Like many people, John Donaldson was on the fence about buying backup power for his home. After all, a backup generator is a significant investment, and he had lived in his house for years with the longest power outage lasting just five hours. Until October 29, 2011 …
It was the worst of times.
That’s when the so-called “Halloween nor’easter” roared through the mid-Atlantic states, dumping up to ten inches of wet, heavy snow on the Donaldson home in Hellertown, Pennsylvania, just across Interstate 78 from Bethlehem, home to legendary Bethlehem Steel.
“We didn’t know how important it was to have backup power until the storm brought snow that weighed down the trees, and they were snapping and going down all over the place — that knocked out our power for four days!” says Donaldson. “Without a power outage plan, we were scared and unsure of what to do or how to react. We just sat in front of the fireplace in the living room with our winter coats trying our best to stay warm, burned all the wood we had and worried about our safety and whether the pipes would freeze. Since our well pump and furnace blower run on electricity, we knew we had some serious problems! And when I realized that the pressure-assist toilets also need power and so does the garage door and of course we don’t have lights, well, there aren’t a lot of options. It was difficult not to panic, and for the next four days we had a taste of how people lived in the 1700s — with no electricity, no lights, no central heat. How good modern life can be!”

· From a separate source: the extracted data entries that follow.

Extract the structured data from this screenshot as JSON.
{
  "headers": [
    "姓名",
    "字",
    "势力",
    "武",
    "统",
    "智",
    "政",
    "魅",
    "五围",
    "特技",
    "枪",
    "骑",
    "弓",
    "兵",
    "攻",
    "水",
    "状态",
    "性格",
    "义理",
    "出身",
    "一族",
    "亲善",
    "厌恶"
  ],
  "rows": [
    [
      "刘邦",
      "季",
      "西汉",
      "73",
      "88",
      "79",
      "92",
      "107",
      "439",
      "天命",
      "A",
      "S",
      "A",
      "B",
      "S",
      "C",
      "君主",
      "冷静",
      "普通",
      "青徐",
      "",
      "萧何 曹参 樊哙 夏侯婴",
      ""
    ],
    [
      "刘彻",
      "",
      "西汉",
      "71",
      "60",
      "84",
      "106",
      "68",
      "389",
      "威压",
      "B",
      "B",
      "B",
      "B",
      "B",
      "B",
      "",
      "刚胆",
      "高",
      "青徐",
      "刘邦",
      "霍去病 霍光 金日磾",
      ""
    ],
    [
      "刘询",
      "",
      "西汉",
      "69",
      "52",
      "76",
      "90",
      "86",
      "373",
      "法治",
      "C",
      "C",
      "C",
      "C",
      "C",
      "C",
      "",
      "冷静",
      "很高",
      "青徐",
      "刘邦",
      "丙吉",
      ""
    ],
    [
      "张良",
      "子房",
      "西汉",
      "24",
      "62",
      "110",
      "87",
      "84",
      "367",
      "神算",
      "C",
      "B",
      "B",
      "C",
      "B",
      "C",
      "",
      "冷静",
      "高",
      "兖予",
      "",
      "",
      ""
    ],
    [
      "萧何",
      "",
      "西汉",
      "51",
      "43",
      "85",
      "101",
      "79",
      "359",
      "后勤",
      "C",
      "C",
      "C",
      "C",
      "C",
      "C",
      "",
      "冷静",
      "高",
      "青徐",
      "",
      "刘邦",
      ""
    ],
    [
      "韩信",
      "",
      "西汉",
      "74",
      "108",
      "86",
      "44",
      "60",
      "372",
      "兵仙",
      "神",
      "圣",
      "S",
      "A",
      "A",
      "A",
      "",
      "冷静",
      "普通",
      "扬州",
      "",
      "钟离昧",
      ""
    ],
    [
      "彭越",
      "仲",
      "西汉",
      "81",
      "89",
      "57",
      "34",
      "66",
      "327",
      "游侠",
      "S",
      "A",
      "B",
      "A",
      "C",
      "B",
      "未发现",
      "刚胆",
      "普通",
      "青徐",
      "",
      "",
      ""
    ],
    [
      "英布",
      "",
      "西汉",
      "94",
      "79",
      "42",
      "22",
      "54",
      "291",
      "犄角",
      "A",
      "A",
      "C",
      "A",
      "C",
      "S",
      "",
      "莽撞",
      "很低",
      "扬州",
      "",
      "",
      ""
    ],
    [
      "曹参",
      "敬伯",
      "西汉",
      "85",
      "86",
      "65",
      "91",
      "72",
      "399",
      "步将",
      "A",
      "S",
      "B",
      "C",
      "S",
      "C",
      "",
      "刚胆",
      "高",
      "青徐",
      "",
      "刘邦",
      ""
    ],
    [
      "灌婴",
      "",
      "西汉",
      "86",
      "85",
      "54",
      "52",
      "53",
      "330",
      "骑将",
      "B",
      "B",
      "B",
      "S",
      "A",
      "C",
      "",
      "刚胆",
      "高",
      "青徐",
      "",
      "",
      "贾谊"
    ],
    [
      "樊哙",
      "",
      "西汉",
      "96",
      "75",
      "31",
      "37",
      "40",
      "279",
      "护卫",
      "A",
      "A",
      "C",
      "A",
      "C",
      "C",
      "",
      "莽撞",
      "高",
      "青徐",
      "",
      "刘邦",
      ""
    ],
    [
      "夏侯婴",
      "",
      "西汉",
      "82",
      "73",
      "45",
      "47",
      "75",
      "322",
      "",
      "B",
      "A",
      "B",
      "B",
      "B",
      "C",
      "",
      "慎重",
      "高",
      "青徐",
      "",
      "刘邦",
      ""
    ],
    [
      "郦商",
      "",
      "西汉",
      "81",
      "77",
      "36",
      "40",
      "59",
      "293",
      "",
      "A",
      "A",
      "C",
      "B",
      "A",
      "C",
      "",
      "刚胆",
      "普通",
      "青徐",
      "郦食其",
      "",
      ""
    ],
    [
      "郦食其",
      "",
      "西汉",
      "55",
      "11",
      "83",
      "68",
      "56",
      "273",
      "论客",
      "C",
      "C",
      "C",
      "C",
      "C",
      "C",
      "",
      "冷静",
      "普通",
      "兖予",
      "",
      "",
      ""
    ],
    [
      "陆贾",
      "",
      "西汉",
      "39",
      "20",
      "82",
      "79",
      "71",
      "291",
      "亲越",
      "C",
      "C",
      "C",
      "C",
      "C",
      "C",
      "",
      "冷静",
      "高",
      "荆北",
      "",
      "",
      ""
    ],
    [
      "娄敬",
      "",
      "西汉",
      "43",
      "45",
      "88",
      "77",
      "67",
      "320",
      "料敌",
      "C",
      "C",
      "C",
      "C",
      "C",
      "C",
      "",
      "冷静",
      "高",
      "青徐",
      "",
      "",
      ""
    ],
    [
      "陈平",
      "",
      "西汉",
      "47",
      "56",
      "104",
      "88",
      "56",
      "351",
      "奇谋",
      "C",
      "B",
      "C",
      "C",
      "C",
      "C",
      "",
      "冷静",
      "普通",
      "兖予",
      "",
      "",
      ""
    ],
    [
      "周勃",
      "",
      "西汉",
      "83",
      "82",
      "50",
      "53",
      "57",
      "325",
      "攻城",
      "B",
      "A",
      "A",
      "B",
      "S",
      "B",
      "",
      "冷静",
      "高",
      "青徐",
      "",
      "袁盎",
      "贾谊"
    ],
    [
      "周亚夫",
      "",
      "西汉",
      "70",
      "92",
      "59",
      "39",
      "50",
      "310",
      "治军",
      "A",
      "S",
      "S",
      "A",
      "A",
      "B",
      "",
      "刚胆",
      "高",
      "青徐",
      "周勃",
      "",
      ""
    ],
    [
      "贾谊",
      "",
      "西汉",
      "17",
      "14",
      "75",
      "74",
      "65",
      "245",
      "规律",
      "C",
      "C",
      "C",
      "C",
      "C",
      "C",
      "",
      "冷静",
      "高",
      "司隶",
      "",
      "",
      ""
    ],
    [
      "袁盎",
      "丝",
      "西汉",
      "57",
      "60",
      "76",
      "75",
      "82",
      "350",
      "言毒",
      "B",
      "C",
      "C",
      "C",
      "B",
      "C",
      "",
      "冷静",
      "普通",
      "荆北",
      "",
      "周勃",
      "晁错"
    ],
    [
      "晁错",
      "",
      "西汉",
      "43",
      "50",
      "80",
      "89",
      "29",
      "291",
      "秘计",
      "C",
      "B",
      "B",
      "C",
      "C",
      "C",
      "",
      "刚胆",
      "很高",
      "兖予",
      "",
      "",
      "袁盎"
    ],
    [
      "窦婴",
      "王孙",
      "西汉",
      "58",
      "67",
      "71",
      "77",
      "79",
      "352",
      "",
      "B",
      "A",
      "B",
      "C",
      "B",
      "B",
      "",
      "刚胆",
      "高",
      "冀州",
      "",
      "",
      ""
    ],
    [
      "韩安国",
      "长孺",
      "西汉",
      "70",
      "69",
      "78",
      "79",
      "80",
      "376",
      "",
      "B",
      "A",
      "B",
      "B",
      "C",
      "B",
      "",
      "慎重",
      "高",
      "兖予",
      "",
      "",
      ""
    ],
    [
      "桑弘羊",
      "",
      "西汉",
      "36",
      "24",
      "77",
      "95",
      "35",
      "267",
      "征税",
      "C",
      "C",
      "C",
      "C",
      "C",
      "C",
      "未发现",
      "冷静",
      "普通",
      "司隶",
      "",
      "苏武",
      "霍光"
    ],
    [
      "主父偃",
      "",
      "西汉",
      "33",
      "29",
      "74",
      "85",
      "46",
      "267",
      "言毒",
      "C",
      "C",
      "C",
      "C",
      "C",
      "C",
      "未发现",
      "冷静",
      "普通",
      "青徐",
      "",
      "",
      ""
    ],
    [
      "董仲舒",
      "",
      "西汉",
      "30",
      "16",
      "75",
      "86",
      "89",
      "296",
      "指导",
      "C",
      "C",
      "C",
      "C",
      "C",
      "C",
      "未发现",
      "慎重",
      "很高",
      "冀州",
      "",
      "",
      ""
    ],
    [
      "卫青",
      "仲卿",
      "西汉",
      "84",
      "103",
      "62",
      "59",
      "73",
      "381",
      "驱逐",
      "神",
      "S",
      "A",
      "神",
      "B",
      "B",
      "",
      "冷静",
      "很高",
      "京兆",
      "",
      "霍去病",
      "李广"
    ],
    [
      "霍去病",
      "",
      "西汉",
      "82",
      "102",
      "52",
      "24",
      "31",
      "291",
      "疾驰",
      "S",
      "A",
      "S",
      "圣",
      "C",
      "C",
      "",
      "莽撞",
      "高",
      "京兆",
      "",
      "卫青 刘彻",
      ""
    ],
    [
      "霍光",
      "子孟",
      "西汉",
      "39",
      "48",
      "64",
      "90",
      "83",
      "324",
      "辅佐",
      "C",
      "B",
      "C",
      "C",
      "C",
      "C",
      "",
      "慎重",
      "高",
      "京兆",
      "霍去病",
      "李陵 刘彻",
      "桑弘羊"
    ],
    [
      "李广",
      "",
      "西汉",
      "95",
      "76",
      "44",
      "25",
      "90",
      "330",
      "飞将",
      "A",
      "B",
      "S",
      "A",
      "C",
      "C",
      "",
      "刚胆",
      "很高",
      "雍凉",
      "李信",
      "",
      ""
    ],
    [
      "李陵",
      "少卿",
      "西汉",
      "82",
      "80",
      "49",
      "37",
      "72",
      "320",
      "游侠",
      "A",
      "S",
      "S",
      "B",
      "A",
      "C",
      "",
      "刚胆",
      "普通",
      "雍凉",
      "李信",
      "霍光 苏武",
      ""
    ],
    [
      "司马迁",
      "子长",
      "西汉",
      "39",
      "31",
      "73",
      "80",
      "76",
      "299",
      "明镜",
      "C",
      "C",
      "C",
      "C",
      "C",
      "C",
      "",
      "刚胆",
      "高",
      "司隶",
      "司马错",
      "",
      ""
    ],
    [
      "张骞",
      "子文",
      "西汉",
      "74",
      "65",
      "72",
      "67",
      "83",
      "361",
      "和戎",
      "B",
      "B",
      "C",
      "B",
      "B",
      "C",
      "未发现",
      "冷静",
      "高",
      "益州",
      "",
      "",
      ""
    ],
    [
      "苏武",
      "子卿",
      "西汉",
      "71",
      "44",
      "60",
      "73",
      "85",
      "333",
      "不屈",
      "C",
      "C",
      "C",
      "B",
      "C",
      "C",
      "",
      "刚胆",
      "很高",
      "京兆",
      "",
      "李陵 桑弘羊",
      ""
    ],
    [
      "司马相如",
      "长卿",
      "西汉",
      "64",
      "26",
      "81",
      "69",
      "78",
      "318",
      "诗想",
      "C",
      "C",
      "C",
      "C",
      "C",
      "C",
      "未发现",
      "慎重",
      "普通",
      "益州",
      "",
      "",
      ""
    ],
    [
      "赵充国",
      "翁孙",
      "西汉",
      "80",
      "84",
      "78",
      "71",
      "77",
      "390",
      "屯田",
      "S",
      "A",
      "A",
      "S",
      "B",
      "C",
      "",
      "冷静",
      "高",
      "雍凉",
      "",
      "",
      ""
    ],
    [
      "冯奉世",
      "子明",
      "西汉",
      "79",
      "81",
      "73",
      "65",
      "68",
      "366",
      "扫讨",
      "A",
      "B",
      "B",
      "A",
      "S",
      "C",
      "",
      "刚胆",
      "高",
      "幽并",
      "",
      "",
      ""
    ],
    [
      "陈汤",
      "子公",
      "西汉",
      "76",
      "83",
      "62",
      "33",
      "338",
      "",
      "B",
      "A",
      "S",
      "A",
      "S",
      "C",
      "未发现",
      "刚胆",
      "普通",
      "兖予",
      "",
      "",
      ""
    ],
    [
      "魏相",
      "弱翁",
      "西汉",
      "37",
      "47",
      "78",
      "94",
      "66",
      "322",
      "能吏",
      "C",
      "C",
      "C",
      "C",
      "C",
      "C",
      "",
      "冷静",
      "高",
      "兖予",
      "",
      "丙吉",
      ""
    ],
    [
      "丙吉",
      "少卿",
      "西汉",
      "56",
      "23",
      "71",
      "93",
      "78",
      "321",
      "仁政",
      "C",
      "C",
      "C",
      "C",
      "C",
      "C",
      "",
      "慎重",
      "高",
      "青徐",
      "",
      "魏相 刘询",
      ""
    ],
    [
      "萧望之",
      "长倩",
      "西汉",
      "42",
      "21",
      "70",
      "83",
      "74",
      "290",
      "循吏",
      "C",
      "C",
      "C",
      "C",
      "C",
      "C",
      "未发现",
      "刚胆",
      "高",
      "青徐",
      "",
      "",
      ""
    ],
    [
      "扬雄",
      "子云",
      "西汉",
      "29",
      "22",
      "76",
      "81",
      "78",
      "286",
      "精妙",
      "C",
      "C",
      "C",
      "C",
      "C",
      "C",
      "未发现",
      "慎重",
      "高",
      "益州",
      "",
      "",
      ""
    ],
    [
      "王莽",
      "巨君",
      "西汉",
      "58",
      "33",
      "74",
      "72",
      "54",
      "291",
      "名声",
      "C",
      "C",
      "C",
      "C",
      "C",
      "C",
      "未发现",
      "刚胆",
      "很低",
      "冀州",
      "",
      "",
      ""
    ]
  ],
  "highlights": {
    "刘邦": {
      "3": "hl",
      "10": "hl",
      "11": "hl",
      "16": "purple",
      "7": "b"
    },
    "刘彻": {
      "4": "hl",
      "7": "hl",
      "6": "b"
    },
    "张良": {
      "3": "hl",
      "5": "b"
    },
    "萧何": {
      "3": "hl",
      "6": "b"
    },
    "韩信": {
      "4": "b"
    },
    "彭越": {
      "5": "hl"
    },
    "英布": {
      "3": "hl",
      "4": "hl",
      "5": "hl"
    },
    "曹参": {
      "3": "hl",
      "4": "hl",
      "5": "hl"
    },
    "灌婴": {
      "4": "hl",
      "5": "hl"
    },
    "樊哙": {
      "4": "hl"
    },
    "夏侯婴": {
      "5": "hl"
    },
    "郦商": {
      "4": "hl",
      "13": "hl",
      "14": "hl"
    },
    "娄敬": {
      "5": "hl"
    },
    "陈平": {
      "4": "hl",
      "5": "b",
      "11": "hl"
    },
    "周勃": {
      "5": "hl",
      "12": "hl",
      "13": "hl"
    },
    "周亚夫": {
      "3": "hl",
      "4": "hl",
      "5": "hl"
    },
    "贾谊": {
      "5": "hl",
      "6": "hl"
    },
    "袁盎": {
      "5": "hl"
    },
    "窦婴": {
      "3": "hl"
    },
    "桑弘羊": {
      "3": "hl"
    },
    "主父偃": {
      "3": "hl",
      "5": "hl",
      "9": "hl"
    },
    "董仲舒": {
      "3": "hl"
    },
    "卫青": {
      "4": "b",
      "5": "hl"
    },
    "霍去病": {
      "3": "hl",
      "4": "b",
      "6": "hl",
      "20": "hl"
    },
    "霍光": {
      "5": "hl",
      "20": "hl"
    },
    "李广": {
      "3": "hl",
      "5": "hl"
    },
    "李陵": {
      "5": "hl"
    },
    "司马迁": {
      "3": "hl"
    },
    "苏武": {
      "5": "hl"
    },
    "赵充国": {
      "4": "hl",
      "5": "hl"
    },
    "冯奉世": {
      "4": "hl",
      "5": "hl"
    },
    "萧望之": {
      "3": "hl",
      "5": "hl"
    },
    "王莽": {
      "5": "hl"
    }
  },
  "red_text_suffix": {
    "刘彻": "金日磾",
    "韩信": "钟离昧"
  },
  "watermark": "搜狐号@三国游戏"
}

What was the first thing that Donaldson and his wife needed? “Water!” says Donaldson. “We had filled up the bathtubs, but it turns out bathtub drains aren’t designed to hold a seal for days. We were very, very fortunate that the local hardware store was open on generator power, and they still had five-gallon water jugs we could buy, but they were going fast.”
Since refrigerators and freezers can only keep food safe for a very limited amount of time during an outage, the Donaldsons ate their food as fast as they could but still ended up losing a lot of it in the long run. The storm also brought low temperatures, so they slept under extra blankets and felt lucky that winter cold hadn’t set in. “If we had January temperatures, we would have had to find a motel or a spare bedroom with a relative for our own safety.”
It was the best of times.
On the heels of that experience, John had a Kohler 20 RESA home generator installed in early 2012. As time progressed, he wondered if they’d ever use it. Then Superstorm Sandy battered the Lehigh Valley with heavy rain and 60mph wind gusts that downed trees, damaged homes and started transformer fires.
“When the grid went down, we were afraid of having to experience another outage. We crossed our fingers that the Kohler was going to work as advertised,” says Donaldson. “That whole 18th Century scenario flashed through my mind, but within seconds we heard the Kohler generator kick in — what a relief!”
For the Donaldsons, everything they had assigned to be powered by the generator worked fine — the well pump, the furnace blower, lights and power in the key rooms, the fridge and freezer, the garage doors, the television and computers. “We were one of the few houses in the area that had lights,” says Donaldson. “You feel a little guilty in a way but also a little smart.”
To help keep the rest of the family safe and comfortable, the Donaldsons invited their daughter and her children down from Westchester County north of New York City to stay with them until power was restored at their home nine days later. “She and her husband had been thinking of buying a generator but dithered on it,” adds Donaldson. “So we shared our power with them and ended up having a family get-together.”
Donaldson says he and his wife dithered before buying a Kohler generator themselves, but “we’ve never regretted it for a second. It’s already worth every penny. I’m a big fan of living in this century!”